Jede Woche liest die Redaktion das Internet leer, um sonntäglich vier Lesestücke empfehlen zu können. Artikel, die interessant, relevant oder gar beides sind – und zum Glück abgespeichert wurden.
Sex im Valley
Hinter den Fassaden des sonst immer blitzeblanken und politisch korrekten Image des Silicon Valley soll es finster und orgiastisch hergehen, berichtet die Autorin Emily Chang in ihrem Artikel „Oh my god, this is so f- - - - up“ für die Vanity Fair. Eine Elite bestehend aus Investoren, Start-up-CEOs und neureichen Geeks trifft sich regelmäßig in der Bay Area in exklusiven Villen für Sex-Parties. Man könnte fast meinen, dass diese MDMA-getränkten Events zum neuen Golfplatz der Szene geworden sind. Wer einmal dabei ist, kommt aber auch nicht so schnell wieder raus.

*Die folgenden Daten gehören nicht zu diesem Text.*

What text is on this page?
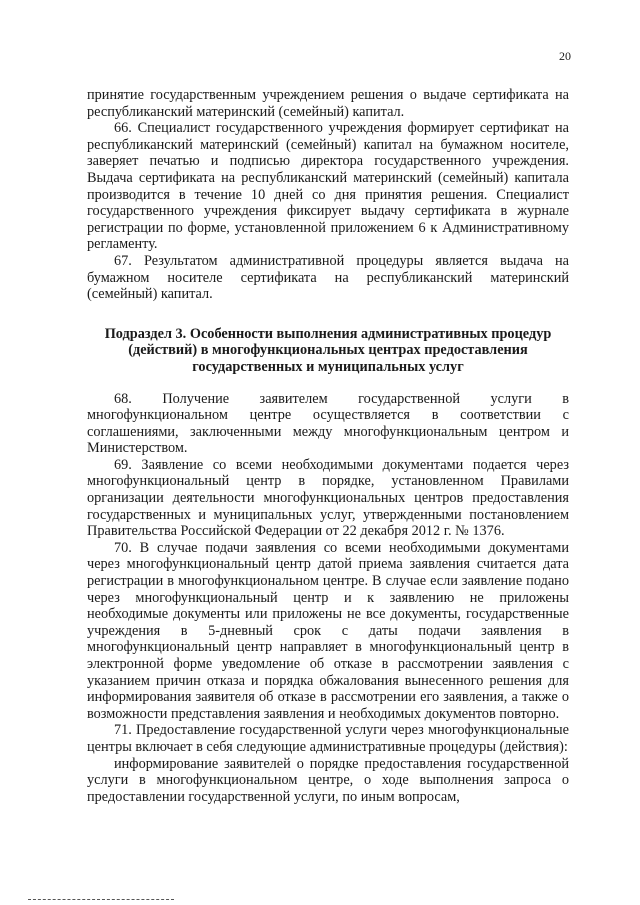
20

принятие государственным учреждением решения о выдаче сертификата на республиканский материнский (семейный) капитал.

66. Специалист государственного учреждения формирует сертификат на республиканский материнский (семейный) капитал на бумажном носителе, заверяет печатью и подписью директора государственного учреждения. Выдача сертификата на республиканский материнский (семейный) капитала производится в течение 10 дней со дня принятия решения. Специалист государственного учреждения фиксирует выдачу сертификата в журнале регистрации по форме, установленной приложением 6 к Административному регламенту.

67. Результатом административной процедуры является выдача на бумажном носителе сертификата на республиканский материнский (семейный) капитал.

Подраздел 3. Особенности выполнения административных процедур (действий) в многофункциональных центрах предоставления государственных и муниципальных услуг

68. Получение заявителем государственной услуги в многофункциональном центре осуществляется в соответствии с соглашениями, заключенными между многофункциональным центром и Министерством.

69. Заявление со всеми необходимыми документами подается через многофункциональный центр в порядке, установленном Правилами организации деятельности многофункциональных центров предоставления государственных и муниципальных услуг, утвержденными постановлением Правительства Российской Федерации от 22 декабря 2012 г. № 1376.

70. В случае подачи заявления со всеми необходимыми документами через многофункциональный центр датой приема заявления считается дата регистрации в многофункциональном центре. В случае если заявление подано через многофункциональный центр и к заявлению не приложены необходимые документы или приложены не все документы, государственные учреждения в 5-дневный срок с даты подачи заявления в многофункциональный центр направляет в многофункциональный центр в электронной форме уведомление об отказе в рассмотрении заявления с указанием причин отказа и порядка обжалования вынесенного решения для информирования заявителя об отказе в рассмотрении его заявления, а также о возможности представления заявления и необходимых документов повторно.

71. Предоставление государственной услуги через многофункциональные центры включает в себя следующие административные процедуры (действия):

информирование заявителей о порядке предоставления государственной услуги в многофункциональном центре, о ходе выполнения запроса о предоставлении государственной услуги, по иным вопросам,
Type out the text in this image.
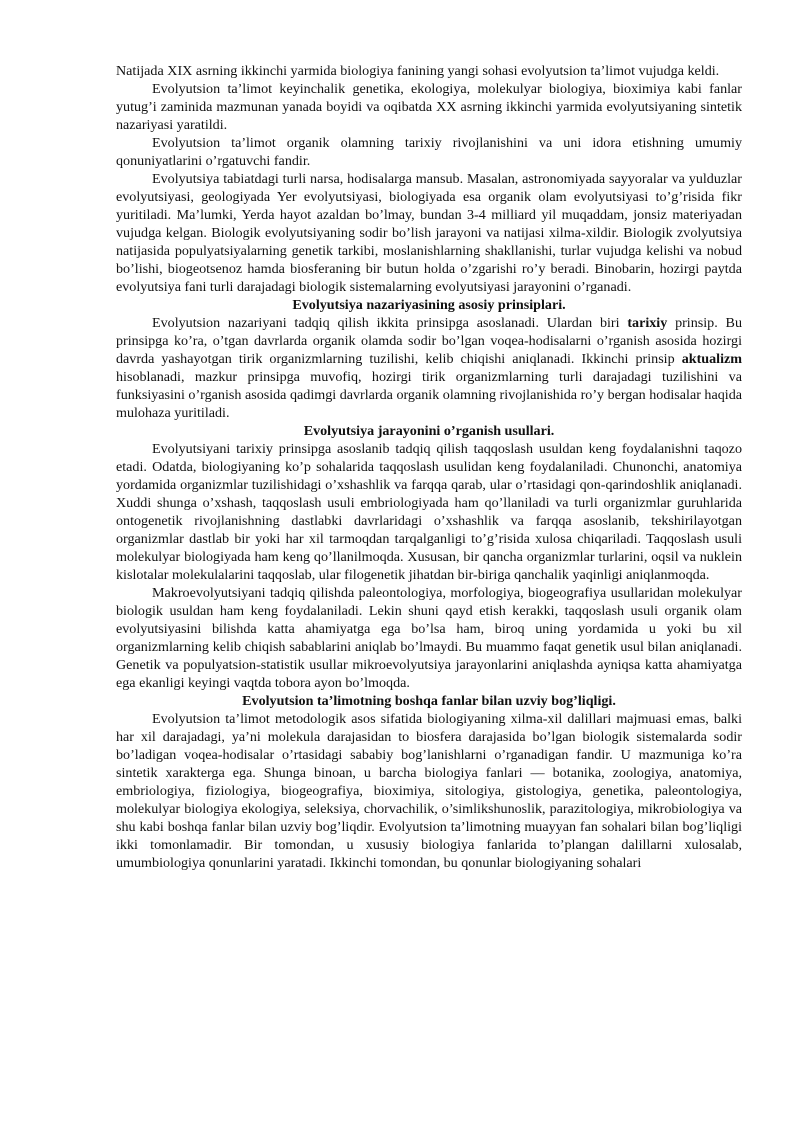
Natijada XIX asrning ikkinchi yarmida biologiya fanining yangi sohasi evolyutsion ta’limot vujudga keldi.

Evolyutsion ta’limot keyinchalik genetika, ekologiya, molekulyar biologiya, bioximiya kabi fanlar yutug’i zaminida mazmunan yanada boyidi va oqibatda XX asrning ikkinchi yarmida evolyutsiyaning sintetik nazariyasi yaratildi.

Evolyutsion ta’limot organik olamning tarixiy rivojlanishini va uni idora etishning umumiy qonuniyatlarini o’rgatuvchi fandir.

Evolyutsiya tabiatdagi turli narsa, hodisalarga mansub. Masalan, astronomiyada sayyoralar va yulduzlar evolyutsiyasi, geologiyada Yer evolyutsiyasi, biologiyada esa organik olam evolyutsiyasi to’g’risida fikr yuritiladi. Ma’lumki, Yerda hayot azaldan bo’lmay, bundan 3-4 milliard yil muqaddam, jonsiz materiyadan vujudga kelgan. Biologik evolyutsiyaning sodir bo’lish jarayoni va natijasi xilma-xildir. Biologik zvolyutsiya natijasida populyatsiyalarning genetik tarkibi, moslanishlarning shakllanishi, turlar vujudga kelishi va nobud bo’lishi, biogeotsenoz hamda biosferaning bir butun holda o’zgarishi ro’y beradi. Binobarin, hozirgi paytda evolyutsiya fani turli darajadagi biologik sistemalarning evolyutsiyasi jarayonini o’rganadi.

Evolyutsiya nazariyasining asosiy prinsiplari.

Evolyutsion nazariyani tadqiq qilish ikkita prinsipga asoslanadi. Ulardan biri tarixiy prinsip. Bu prinsipga ko’ra, o’tgan davrlarda organik olamda sodir bo’lgan voqea-hodisalarni o’rganish asosida hozirgi davrda yashayotgan tirik organizmlarning tuzilishi, kelib chiqishi aniqlanadi. Ikkinchi prinsip aktualizm hisoblanadi, mazkur prinsipga muvofiq, hozirgi tirik organizmlarning turli darajadagi tuzilishini va funksiyasini o’rganish asosida qadimgi davrlarda organik olamning rivojlanishida ro’y bergan hodisalar haqida mulohaza yuritiladi.

Evolyutsiya jarayonini o’rganish usullari.

Evolyutsiyani tarixiy prinsipga asoslanib tadqiq qilish taqqoslash usuldan keng foydalanishni taqozo etadi. Odatda, biologiyaning ko’p sohalarida taqqoslash usulidan keng foydalaniladi. Chunonchi, anatomiya yordamida organizmlar tuzilishidagi o’xshashlik va farqqa qarab, ular o’rtasidagi qon-qarindoshlik aniqlanadi. Xuddi shunga o’xshash, taqqoslash usuli embriologiyada ham qo’llaniladi va turli organizmlar guruhlarida ontogenetik rivojlanishning dastlabki davrlaridagi o’xshashlik va farqqa asoslanib, tekshirilayotgan organizmlar dastlab bir yoki har xil tarmoqdan tarqalganligi to’g’risida xulosa chiqariladi. Taqqoslash usuli molekulyar biologiyada ham keng qo’llanilmoqda. Xususan, bir qancha organizmlar turlarini, oqsil va nuklein kislotalar molekulalarini taqqoslab, ular filogenetik jihatdan bir-biriga qanchalik yaqinligi aniqlanmoqda.

Makroevolyutsiyani tadqiq qilishda paleontologiya, morfologiya, biogeografiya usullaridan molekulyar biologik usuldan ham keng foydalaniladi. Lekin shuni qayd etish kerakki, taqqoslash usuli organik olam evolyutsiyasini bilishda katta ahamiyatga ega bo’lsa ham, biroq uning yordamida u yoki bu xil organizmlarning kelib chiqish sabablarini aniqlab bo’lmaydi. Bu muammo faqat genetik usul bilan aniqlanadi. Genetik va populyatsion-statistik usullar mikroevolyutsiya jarayonlarini aniqlashda ayniqsa katta ahamiyatga ega ekanligi keyingi vaqtda tobora ayon bo’lmoqda.

Evolyutsion ta’limotning boshqa fanlar bilan uzviy bog’liqligi.

Evolyutsion ta’limot metodologik asos sifatida biologiyaning xilma-xil dalillari majmuasi emas, balki har xil darajadagi, ya’ni molekula darajasidan to biosfera darajasida bo’lgan biologik sistemalarda sodir bo’ladigan voqea-hodisalar o’rtasidagi sababiy bog’lanishlarni o’rganadigan fandir. U mazmuniga ko’ra sintetik xarakterga ega. Shunga binoan, u barcha biologiya fanlari — botanika, zoologiya, anatomiya, embriologiya, fiziologiya, biogeografiya, bioximiya, sitologiya, gistologiya, genetika, paleontologiya, molekulyar biologiya ekologiya, seleksiya, chorvachilik, o’simlikshunoslik, parazitologiya, mikrobiologiya va shu kabi boshqa fanlar bilan uzviy bog’liqdir. Evolyutsion ta’limotning muayyan fan sohalari bilan bog’liqligi ikki tomonlamadir. Bir tomondan, u xususiy biologiya fanlarida to’plangan dalillarni xulosalab, umumbiologiya qonunlarini yaratadi. Ikkinchi tomondan, bu qonunlar biologiyaning sohalari
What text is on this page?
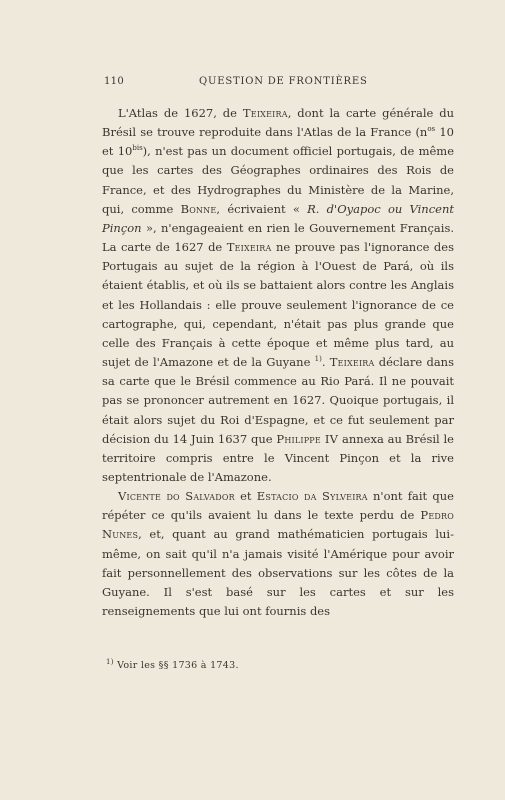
110	QUESTION DE FRONTIÈRES

L'Atlas de 1627, de Teixeira, dont la carte générale du Brésil se trouve reproduite dans l'Atlas de la France ($n^{os}$ 10 et $10^{bis}$), n'est pas un document officiel portugais, de même que les cartes des Géographes ordinaires des Rois de France, et des Hydrographes du Ministère de la Marine, qui, comme Bonne, écrivaient « R. d'Oyapoc ou Vincent Pinçon », n'engageaient en rien le Gouvernement Français. La carte de 1627 de Teixeira ne prouve pas l'ignorance des Portugais au sujet de la région à l'Ouest de Pará, où ils étaient établis, et où ils se battaient alors contre les Anglais et les Hollandais : elle prouve seulement l'ignorance de ce cartographe, qui, cependant, n'était pas plus grande que celle des Français à cette époque et même plus tard, au sujet de l'Amazone et de la Guyane $^{1)}$. Teixeira déclare dans sa carte que le Brésil commence au Rio Pará. Il ne pouvait pas se prononcer autrement en 1627. Quoique portugais, il était alors sujet du Roi d'Espagne, et ce fut seulement par décision du 14 Juin 1637 que Philippe IV annexa au Brésil le territoire compris entre le Vincent Pinçon et la rive septentrionale de l'Amazone.

Vicente do Salvador et Estacio da Sylveira n'ont fait que répéter ce qu'ils avaient lu dans le texte perdu de Pedro Nunes, et, quant au grand mathématicien portugais lui-même, on sait qu'il n'a jamais visité l'Amérique pour avoir fait personnellement des observations sur les côtes de la Guyane. Il s'est basé sur les cartes et sur les renseignements que lui ont fournis des

$^{1)}$ Voir les §§ 1736 à 1743.
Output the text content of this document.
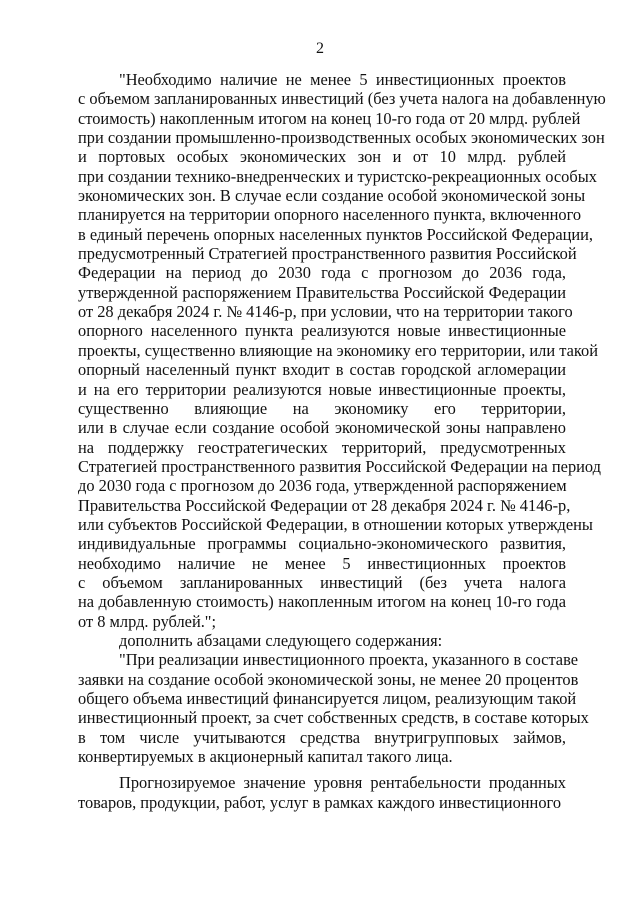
2
"Необходимо наличие не менее 5 инвестиционных проектов
с объемом запланированных инвестиций (без учета налога на добавленную
стоимость) накопленным итогом на конец 10-го года от 20 млрд. рублей
при создании промышленно-производственных особых экономических зон
и портовых особых экономических зон и от 10 млрд. рублей
при создании технико-внедренческих и туристско-рекреационных особых
экономических зон. В случае если создание особой экономической зоны
планируется на территории опорного населенного пункта, включенного
в единый перечень опорных населенных пунктов Российской Федерации,
предусмотренный Стратегией пространственного развития Российской
Федерации на период до 2030 года с прогнозом до 2036 года,
утвержденной распоряжением Правительства Российской Федерации
от 28 декабря 2024 г. № 4146-р, при условии, что на территории такого
опорного населенного пункта реализуются новые инвестиционные
проекты, существенно влияющие на экономику его территории, или такой
опорный населенный пункт входит в состав городской агломерации
и на его территории реализуются новые инвестиционные проекты,
существенно влияющие на экономику его территории,
или в случае если создание особой экономической зоны направлено
на поддержку геостратегических территорий, предусмотренных
Стратегией пространственного развития Российской Федерации на период
до 2030 года с прогнозом до 2036 года, утвержденной распоряжением
Правительства Российской Федерации от 28 декабря 2024 г. № 4146-р,
или субъектов Российской Федерации, в отношении которых утверждены
индивидуальные программы социально-экономического развития,
необходимо наличие не менее 5 инвестиционных проектов
с объемом запланированных инвестиций (без учета налога
на добавленную стоимость) накопленным итогом на конец 10-го года
от 8 млрд. рублей.";
дополнить абзацами следующего содержания:
"При реализации инвестиционного проекта, указанного в составе
заявки на создание особой экономической зоны, не менее 20 процентов
общего объема инвестиций финансируется лицом, реализующим такой
инвестиционный проект, за счет собственных средств, в составе которых
в том числе учитываются средства внутригрупповых займов,
конвертируемых в акционерный капитал такого лица.
Прогнозируемое значение уровня рентабельности проданных
товаров, продукции, работ, услуг в рамках каждого инвестиционного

Chang beschreibt eine durch und durch männlich dominierte Welt, in der Frauen kaum mehr als die Bedeutung eines Objekts haben und die ein vollends verquastes Mindset offenbart.
„MDMA is a powerful and long-lasting drug whose one-two punch of euphoria and manic energy can keep you rolling for three or four hours. As dopamine fires, connections spark around the room, and normal inhibitions drop away. People start cuddling and making out. These aren’t group orgies, per se, but guests will break out into twosomes or threesomes or more. They may disappear into one of the venue’s many rooms, or they may simply get down in the open. Night turns to day, and the group reconvenes for breakfast, after which some may have intercourse again. Eat, drugs, sex, repeat.“
„Oh my god, this is so f- - - - up“: Inside Silicon Valley’s secretive, orgiastic dark side
Der abgewiesene Zeuge
Heute vor 13 Jahren starb in der Zelle 5 des Dessauer Polizeireviers in der Wolfgangstraße 25 der Sierra Leoner Oury Jalloh. Bis heute wird vermutet – und somit auch offiziell angegeben – durch Selbstverbrennung. Mit einem bei der Durchsuchung übersehenen Feuerzeug, indem der an Armen und Beinen Gefesselte ein Loch in die Kunstledermatratze bohrte und den Schaumstoff darin entzündete, binnen 30 Minuten war der Leichnam komplett verkohlt. Eine Simulation des Vorfalls ergab: Das ist so kaum möglich gewesen. Es wird vermutet, dass Fremdeinwirkung und ein Brandbeschleuniger im Spiel gewesen sind. Sprich: Dass es Mord war. Ein neuer Zeuge in diesem Fall jedoch, N., ein Justizwachtmeister, der den damals diensthabenden Wachdienstleister und dessen berufliches Vorleben kannte, wurde bislang nicht dazu angehört. Dabei hätte er Einiges zu sagen. Allerdings müsste man ihn nüchtern vorladen – als er seine Anzeige machen wollte, war er angetrunken, und danach wurde ihm Druck gemacht, sich mit Aussagen zurückzuhalten. Christian Jakob, Autor von „Die Bleibenden“, fasst den Stand der Dinge für die taz zusammen.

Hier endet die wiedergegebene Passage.